Drums and religious songs reverberated through the streets as the crowds made there way along the three-mile route, with drinks and snacks to keep them going.
The procession was headed by a drummer on the back of a vehicle, followed by more than a dozen barefoot sweepers, clearing the streets with brooms ahead of the flag and sword bearers.
For Sikhs, Vaisakhi commemorates the founding in 1699 of the Sikh community, the Khalsa, and for Hindus marks the start of the New Year.
The first vehicle in the parade, with musicians and the scriptures known as the Guru Granth Sahib, was followed by dozens of school children. Behind them were more vehicles and thousands more people.
As the parade made its way through the city, more and more people joined in.
Gurjeet Kaur, 32, of the Narborough Road area of Leicester, who was there with her family, said: "We come every year and it's always a very happy event.
"People come from a long way away because this is the biggest event of the year for us and although there are others elsewhere in the UK, this is the best.
"There are thousands of people.
"We love coming to follow it through the city and sing traditional songs.

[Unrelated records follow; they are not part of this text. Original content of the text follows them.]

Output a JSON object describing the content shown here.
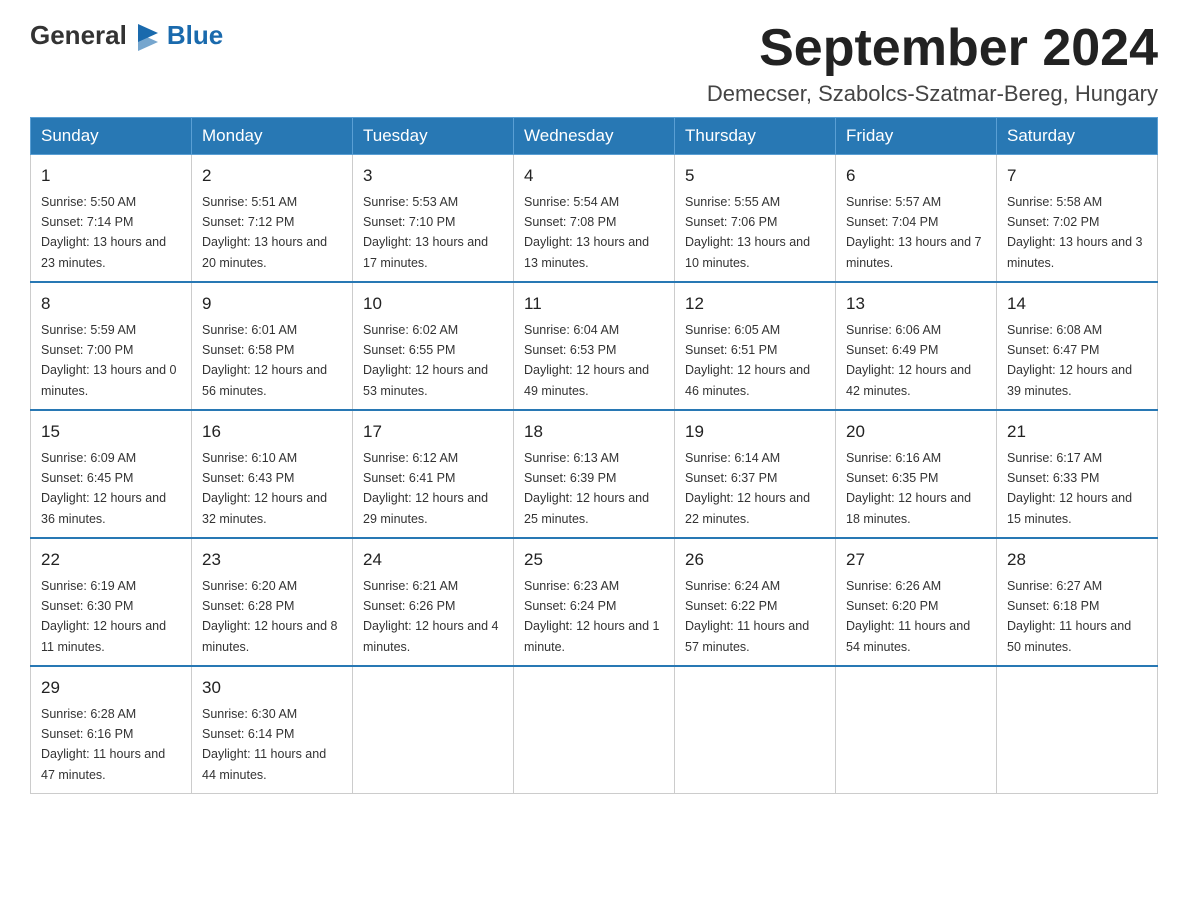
{
  "header": {
    "logo": {
      "general": "General",
      "flag_shape": "▶",
      "blue": "Blue"
    },
    "title": "September 2024",
    "location": "Demecser, Szabolcs-Szatmar-Bereg, Hungary"
  },
  "weekdays": [
    "Sunday",
    "Monday",
    "Tuesday",
    "Wednesday",
    "Thursday",
    "Friday",
    "Saturday"
  ],
  "weeks": [
    [
      {
        "day": "1",
        "sunrise": "5:50 AM",
        "sunset": "7:14 PM",
        "daylight": "13 hours and 23 minutes."
      },
      {
        "day": "2",
        "sunrise": "5:51 AM",
        "sunset": "7:12 PM",
        "daylight": "13 hours and 20 minutes."
      },
      {
        "day": "3",
        "sunrise": "5:53 AM",
        "sunset": "7:10 PM",
        "daylight": "13 hours and 17 minutes."
      },
      {
        "day": "4",
        "sunrise": "5:54 AM",
        "sunset": "7:08 PM",
        "daylight": "13 hours and 13 minutes."
      },
      {
        "day": "5",
        "sunrise": "5:55 AM",
        "sunset": "7:06 PM",
        "daylight": "13 hours and 10 minutes."
      },
      {
        "day": "6",
        "sunrise": "5:57 AM",
        "sunset": "7:04 PM",
        "daylight": "13 hours and 7 minutes."
      },
      {
        "day": "7",
        "sunrise": "5:58 AM",
        "sunset": "7:02 PM",
        "daylight": "13 hours and 3 minutes."
      }
    ],
    [
      {
        "day": "8",
        "sunrise": "5:59 AM",
        "sunset": "7:00 PM",
        "daylight": "13 hours and 0 minutes."
      },
      {
        "day": "9",
        "sunrise": "6:01 AM",
        "sunset": "6:58 PM",
        "daylight": "12 hours and 56 minutes."
      },
      {
        "day": "10",
        "sunrise": "6:02 AM",
        "sunset": "6:55 PM",
        "daylight": "12 hours and 53 minutes."
      },
      {
        "day": "11",
        "sunrise": "6:04 AM",
        "sunset": "6:53 PM",
        "daylight": "12 hours and 49 minutes."
      },
      {
        "day": "12",
        "sunrise": "6:05 AM",
        "sunset": "6:51 PM",
        "daylight": "12 hours and 46 minutes."
      },
      {
        "day": "13",
        "sunrise": "6:06 AM",
        "sunset": "6:49 PM",
        "daylight": "12 hours and 42 minutes."
      },
      {
        "day": "14",
        "sunrise": "6:08 AM",
        "sunset": "6:47 PM",
        "daylight": "12 hours and 39 minutes."
      }
    ],
    [
      {
        "day": "15",
        "sunrise": "6:09 AM",
        "sunset": "6:45 PM",
        "daylight": "12 hours and 36 minutes."
      },
      {
        "day": "16",
        "sunrise": "6:10 AM",
        "sunset": "6:43 PM",
        "daylight": "12 hours and 32 minutes."
      },
      {
        "day": "17",
        "sunrise": "6:12 AM",
        "sunset": "6:41 PM",
        "daylight": "12 hours and 29 minutes."
      },
      {
        "day": "18",
        "sunrise": "6:13 AM",
        "sunset": "6:39 PM",
        "daylight": "12 hours and 25 minutes."
      },
      {
        "day": "19",
        "sunrise": "6:14 AM",
        "sunset": "6:37 PM",
        "daylight": "12 hours and 22 minutes."
      },
      {
        "day": "20",
        "sunrise": "6:16 AM",
        "sunset": "6:35 PM",
        "daylight": "12 hours and 18 minutes."
      },
      {
        "day": "21",
        "sunrise": "6:17 AM",
        "sunset": "6:33 PM",
        "daylight": "12 hours and 15 minutes."
      }
    ],
    [
      {
        "day": "22",
        "sunrise": "6:19 AM",
        "sunset": "6:30 PM",
        "daylight": "12 hours and 11 minutes."
      },
      {
        "day": "23",
        "sunrise": "6:20 AM",
        "sunset": "6:28 PM",
        "daylight": "12 hours and 8 minutes."
      },
      {
        "day": "24",
        "sunrise": "6:21 AM",
        "sunset": "6:26 PM",
        "daylight": "12 hours and 4 minutes."
      },
      {
        "day": "25",
        "sunrise": "6:23 AM",
        "sunset": "6:24 PM",
        "daylight": "12 hours and 1 minute."
      },
      {
        "day": "26",
        "sunrise": "6:24 AM",
        "sunset": "6:22 PM",
        "daylight": "11 hours and 57 minutes."
      },
      {
        "day": "27",
        "sunrise": "6:26 AM",
        "sunset": "6:20 PM",
        "daylight": "11 hours and 54 minutes."
      },
      {
        "day": "28",
        "sunrise": "6:27 AM",
        "sunset": "6:18 PM",
        "daylight": "11 hours and 50 minutes."
      }
    ],
    [
      {
        "day": "29",
        "sunrise": "6:28 AM",
        "sunset": "6:16 PM",
        "daylight": "11 hours and 47 minutes."
      },
      {
        "day": "30",
        "sunrise": "6:30 AM",
        "sunset": "6:14 PM",
        "daylight": "11 hours and 44 minutes."
      },
      null,
      null,
      null,
      null,
      null
    ]
  ]
}
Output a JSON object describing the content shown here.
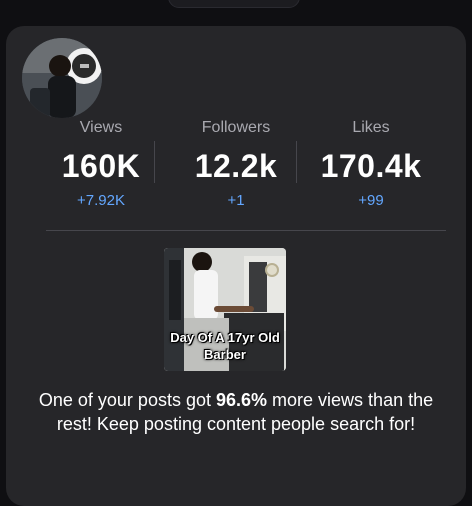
{
  "stats": [
    {
      "label": "Views",
      "value": "160K",
      "delta": "+7.92K"
    },
    {
      "label": "Followers",
      "value": "12.2k",
      "delta": "+1"
    },
    {
      "label": "Likes",
      "value": "170.4k",
      "delta": "+99"
    }
  ],
  "post": {
    "caption_line1": "Day Of A 17yr Old",
    "caption_line2": "Barber"
  },
  "message": {
    "before": "One of your posts got ",
    "highlight": "96.6%",
    "after": " more views than the rest! Keep posting content people search for!"
  },
  "colors": {
    "background": "#0f0f12",
    "card": "#262629",
    "delta": "#63a7ff"
  }
}
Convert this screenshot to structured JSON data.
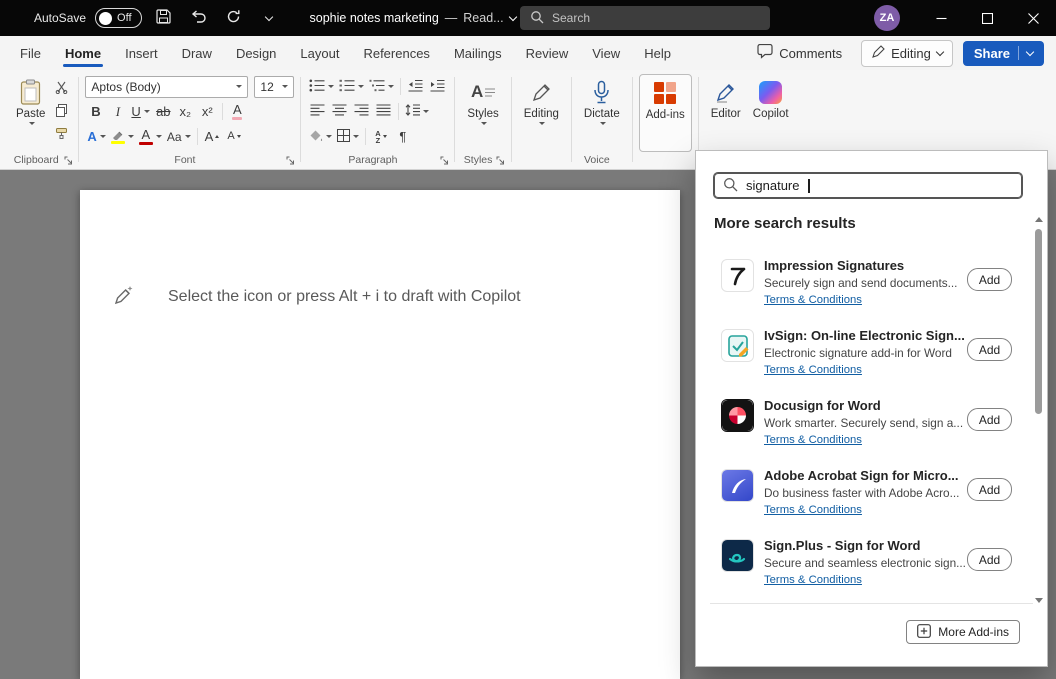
{
  "titlebar": {
    "autosave_label": "AutoSave",
    "autosave_state": "Off",
    "title": "sophie notes marketing",
    "separator": "—",
    "mode": "Read...",
    "search_placeholder": "Search",
    "avatar": "ZA"
  },
  "menubar": {
    "tabs": [
      "File",
      "Home",
      "Insert",
      "Draw",
      "Design",
      "Layout",
      "References",
      "Mailings",
      "Review",
      "View",
      "Help"
    ],
    "active_tab": "Home",
    "comments": "Comments",
    "editing": "Editing",
    "share": "Share"
  },
  "ribbon": {
    "paste": "Paste",
    "font_name": "Aptos (Body)",
    "font_size": "12",
    "styles": "Styles",
    "editing": "Editing",
    "dictate": "Dictate",
    "addins": "Add-ins",
    "editor": "Editor",
    "copilot": "Copilot",
    "group_clipboard": "Clipboard",
    "group_font": "Font",
    "group_paragraph": "Paragraph",
    "group_styles": "Styles",
    "group_voice": "Voice"
  },
  "glyphs": {
    "bold": "B",
    "italic": "I",
    "underline": "U",
    "strikethrough": "ab",
    "subscript": "x₂",
    "superscript": "x²",
    "clear_formatting": "A",
    "text_effects": "A",
    "font_color": "A",
    "change_case": "Aa",
    "grow_font": "A",
    "shrink_font": "A",
    "pilcrow": "¶",
    "sort_a": "A",
    "sort_z": "Z",
    "styles_a": "A"
  },
  "document": {
    "placeholder": "Select the icon or press Alt + i to draft with Copilot"
  },
  "addins": {
    "search_value": "signature",
    "heading": "More search results",
    "add_label": "Add",
    "terms_label": "Terms & Conditions",
    "more_label": "More Add-ins",
    "items": [
      {
        "name": "Impression Signatures",
        "desc": "Securely sign and send documents..."
      },
      {
        "name": "IvSign: On-line Electronic Sign...",
        "desc": "Electronic signature add-in for Word"
      },
      {
        "name": "Docusign for Word",
        "desc": "Work smarter. Securely send, sign a..."
      },
      {
        "name": "Adobe Acrobat Sign for Micro...",
        "desc": "Do business faster with Adobe Acro..."
      },
      {
        "name": "Sign.Plus - Sign for Word",
        "desc": "Secure and seamless electronic sign..."
      }
    ]
  },
  "colors": {
    "accent_blue": "#185abd",
    "link_blue": "#115ea3",
    "addins_orange": "#d83b01",
    "highlight_yellow": "#ffff00",
    "font_color_red": "#c00000"
  }
}
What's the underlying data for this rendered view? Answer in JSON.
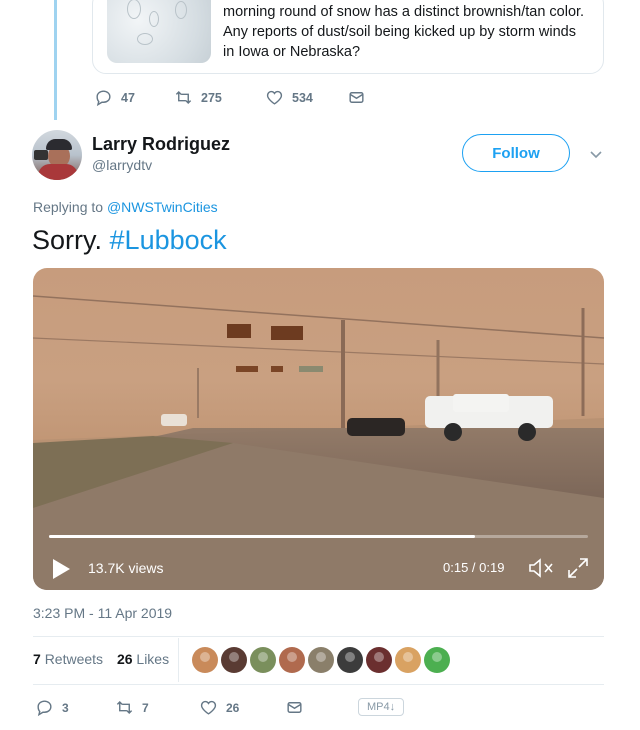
{
  "quoted_tweet": {
    "text_lines": [
      "morning round of snow has a distinct brownish/tan color.",
      "Any reports of dust/soil being kicked up by storm winds",
      "in Iowa or Nebraska?"
    ]
  },
  "parent_actions": {
    "replies": "47",
    "retweets": "275",
    "likes": "534"
  },
  "tweet": {
    "display_name": "Larry Rodriguez",
    "handle": "@larrydtv",
    "follow_label": "Follow",
    "replying_prefix": "Replying to",
    "replying_to": "@NWSTwinCities",
    "text": "Sorry.",
    "hashtag": "#Lubbock",
    "timestamp": "3:23 PM - 11 Apr 2019"
  },
  "video": {
    "views": "13.7K views",
    "time": "0:15 / 0:19",
    "progress": 0.79
  },
  "stats": {
    "retweets_count": "7",
    "retweets_label": "Retweets",
    "likes_count": "26",
    "likes_label": "Likes"
  },
  "likers": [
    {
      "color": "#c98a5a"
    },
    {
      "color": "#5a3b33"
    },
    {
      "color": "#7a8f5c"
    },
    {
      "color": "#b06a4e"
    },
    {
      "color": "#8a7f6a"
    },
    {
      "color": "#3c3c3c"
    },
    {
      "color": "#6b2f2f"
    },
    {
      "color": "#d9a262"
    },
    {
      "color": "#4caf50"
    }
  ],
  "bottom_actions": {
    "replies": "3",
    "retweets": "7",
    "likes": "26",
    "badge": "MP4"
  },
  "icons": [
    "reply-icon",
    "retweet-icon",
    "heart-icon",
    "envelope-icon",
    "play-icon",
    "mute-icon",
    "fullscreen-icon",
    "chevron-down-icon"
  ]
}
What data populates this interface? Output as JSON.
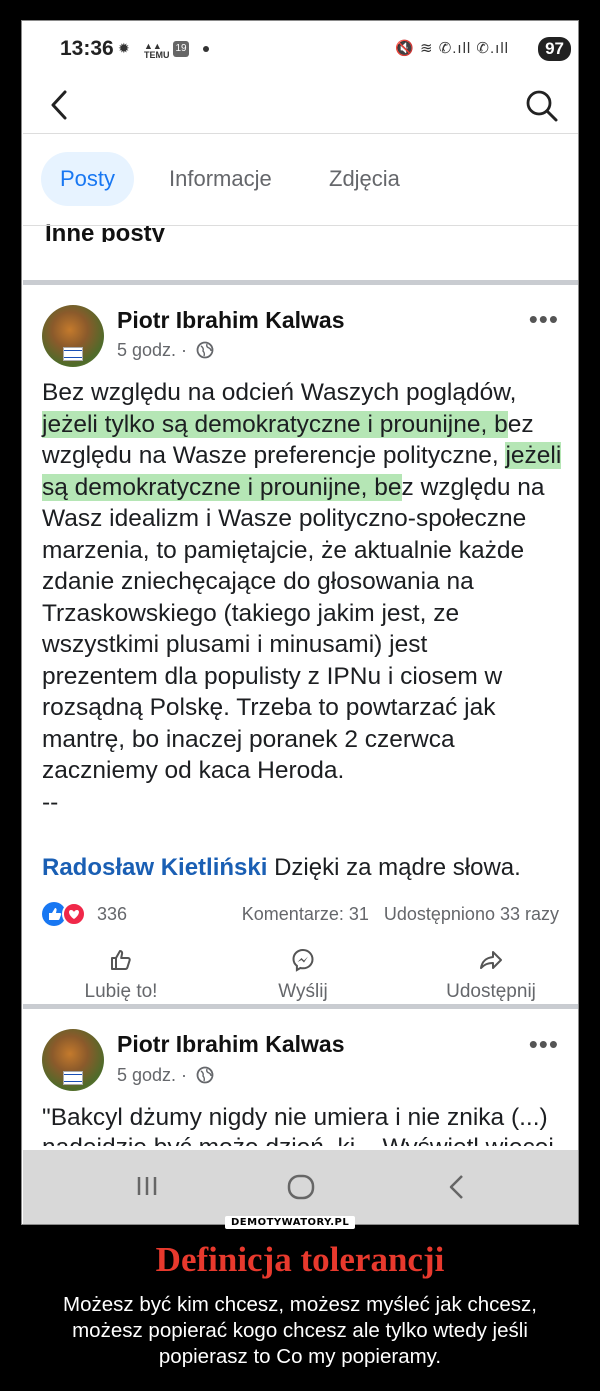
{
  "status_bar": {
    "time": "13:36",
    "badge": "19",
    "battery": "97"
  },
  "tabs": [
    {
      "label": "Posty",
      "active": true
    },
    {
      "label": "Informacje",
      "active": false
    },
    {
      "label": "Zdjęcia",
      "active": false
    }
  ],
  "section_title": "Inne posty",
  "post1": {
    "author": "Piotr Ibrahim Kalwas",
    "time": "5 godz. ·",
    "lines": [
      "Bez względu na odcień Waszych poglądów,",
      "jeżeli tylko są demokratyczne i prounijne, bez",
      "względu na Wasze preferencje polityczne, jeżeli",
      "są demokratyczne i prounijne, bez względu na",
      "Wasz idealizm i Wasze polityczno-społeczne",
      "marzenia, to pamiętajcie, że aktualnie każde",
      "zdanie zniechęcające do głosowania na",
      "Trzaskowskiego (takiego jakim jest, ze",
      "wszystkimi plusami i minusami) jest",
      "prezentem dla populisty z IPNu i ciosem w",
      "rozsądną Polskę. Trzeba to powtarzać jak",
      "mantrę, bo inaczej poranek 2 czerwca",
      "zaczniemy od kaca Heroda.",
      "--"
    ],
    "comment_author": "Radosław Kietliński",
    "comment_text": " Dzięki za mądre słowa.",
    "reaction_count": "336",
    "comments": "Komentarze: 31",
    "shares": "Udostępniono 33 razy",
    "actions": {
      "like": "Lubię to!",
      "send": "Wyślij",
      "share": "Udostępnij"
    }
  },
  "post2": {
    "author": "Piotr Ibrahim Kalwas",
    "time": "5 godz. ·",
    "text": "\"Bakcyl dżumy nigdy nie umiera i nie znika (...)",
    "text_cut": "nadejdzie być może dzień, ki... Wyświetl więcej"
  },
  "footer": {
    "logo": "DEMOTYWATORY.PL",
    "title": "Definicja tolerancji",
    "subtitle": "Możesz być kim chcesz, możesz myśleć jak chcesz, możesz popierać kogo chcesz ale tylko wtedy jeśli popierasz to Co my popieramy."
  },
  "colors": {
    "accent": "#1877f2",
    "title_red": "#e8392d",
    "highlight": "#78d278"
  }
}
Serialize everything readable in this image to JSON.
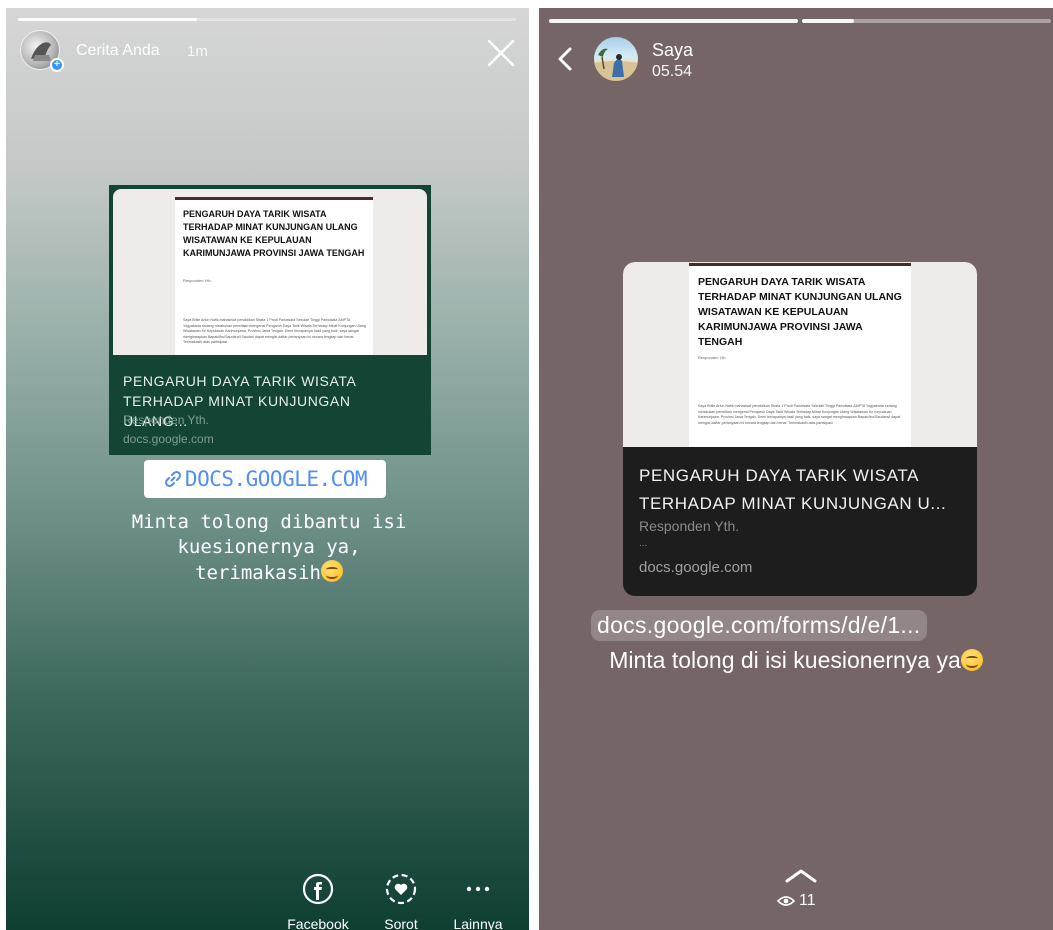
{
  "left_story": {
    "username": "Cerita Anda",
    "time": "1m",
    "progress": 0.36,
    "link_card": {
      "doc_title": "PENGARUH DAYA TARIK WISATA TERHADAP MINAT KUNJUNGAN ULANG WISATAWAN KE KEPULAUAN KARIMUNJAWA PROVINSI JAWA TENGAH",
      "doc_sub": "Responden Yth.",
      "doc_body": "Saya Brilie Ariun Nafis mahasiswi pendidikan Strata 1 Prodi Pariwisata Sekolah Tinggi Pariwisata AMPTA Yogyakarta sedang melakukan penelitian mengenai Pengaruh Daya Tarik Wisata Terhadap Minat Kunjungan Ulang Wisatawan Ke Kepulauan Karimunjawa, Provinsi Jawa Tengah. Demi tercapainya hasil yang baik, saya sangat mengharapkan Bapak/Ibu/Saudara/i Saudari dapat mengisi daftar pertanyaan ini secara lengkap dan benar. Terimakasih atas partisipasi",
      "title": "PENGARUH DAYA TARIK WISATA TERHADAP MINAT KUNJUNGAN ULANG...",
      "subtitle": "Responden Yth.",
      "domain": "docs.google.com"
    },
    "link_sticker": "DOCS.GOOGLE.COM",
    "caption": "Minta tolong dibantu isi\nkuesionernya ya,\nterimakasih",
    "actions": [
      {
        "label": "Facebook",
        "icon": "facebook-icon"
      },
      {
        "label": "Sorot",
        "icon": "highlight-heart-icon"
      },
      {
        "label": "Lainnya",
        "icon": "more-dots-icon"
      }
    ]
  },
  "right_status": {
    "username": "Saya",
    "time": "05.54",
    "link_card": {
      "doc_title": "PENGARUH DAYA TARIK WISATA TERHADAP MINAT KUNJUNGAN ULANG WISATAWAN KE KEPULAUAN KARIMUNJAWA PROVINSI JAWA TENGAH",
      "doc_sub": "Responden Yth.",
      "doc_body": "Saya Brilie Ariun Nafis mahasiswi pendidikan Strata 1 Prodi Pariwisata Sekolah Tinggi Pariwisata AMPTA Yogyakarta sedang melakukan penelitian mengenai Pengaruh Daya Tarik Wisata Terhadap Minat Kunjungan Ulang Wisatawan Ke Kepulauan Karimunjawa, Provinsi Jawa Tengah. Demi tercapainya hasil yang baik, saya sangat mengharapkan Bapak/Ibu/Saudara/i dapat mengisi daftar pertanyaan ini secara lengkap dan benar. Terimakasih atas partisipasi",
      "title": "PENGARUH DAYA TARIK WISATA TERHADAP MINAT KUNJUNGAN U...",
      "subtitle": "Responden Yth.",
      "ellipsis": "...",
      "domain": "docs.google.com"
    },
    "url": "docs.google.com/forms/d/e/1...",
    "caption": "Minta tolong di isi kuesionernya ya",
    "views": "11"
  },
  "colors": {
    "left_card_bg": "#134434",
    "link_blue": "#4f8ef7",
    "right_bg": "#756567",
    "right_card_bg": "#1d1d1d"
  }
}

"There are snacks along the way to keep our energy up – lots of samosas and drinks."
Balbir Singh Ram, 40, of Braunstone Town, Leicester, was also there with his family.
He said: "I've done this every year since I was little and it's lovely on days like this when the sun's out.
"A lot of people join the parade as it moves along but a lot of other people, who aren't Sikhs, come and watch, so I think it's a good multi-cultural event as well.
"Leicester City Council and the police always make a big effort and they're to be applauded."
It was the first parade for three-year-old Gurnnoor Singh, of Belgrave.
His dad, Satinder, 42, said: "Last time he was in his pram so this is the first time he's walking and I'm sure he'll make it the whole way.
"It's a long way but we never feel tired because we're celebrating and so everyone's happy.
"It's a very nice event and it's lovely weather, too."
In the last four processions combined, more than £16,000 was collected for charities along the way.
This year the collection was in aid of Anthony Nolan, Leicester General Hospital's kidney unit, the Teenage Cancer Trust, the Sikh Organisation for Prisoner Welfare and the Sukrit Education Trust.
Leicester City councillor Inderjit Singh Gugnani, who represents Knighton ward, was among the organisers of the event.
He said: "The nicest thing about the day is when I see people from other communities opening their doors and being interested in what's happening."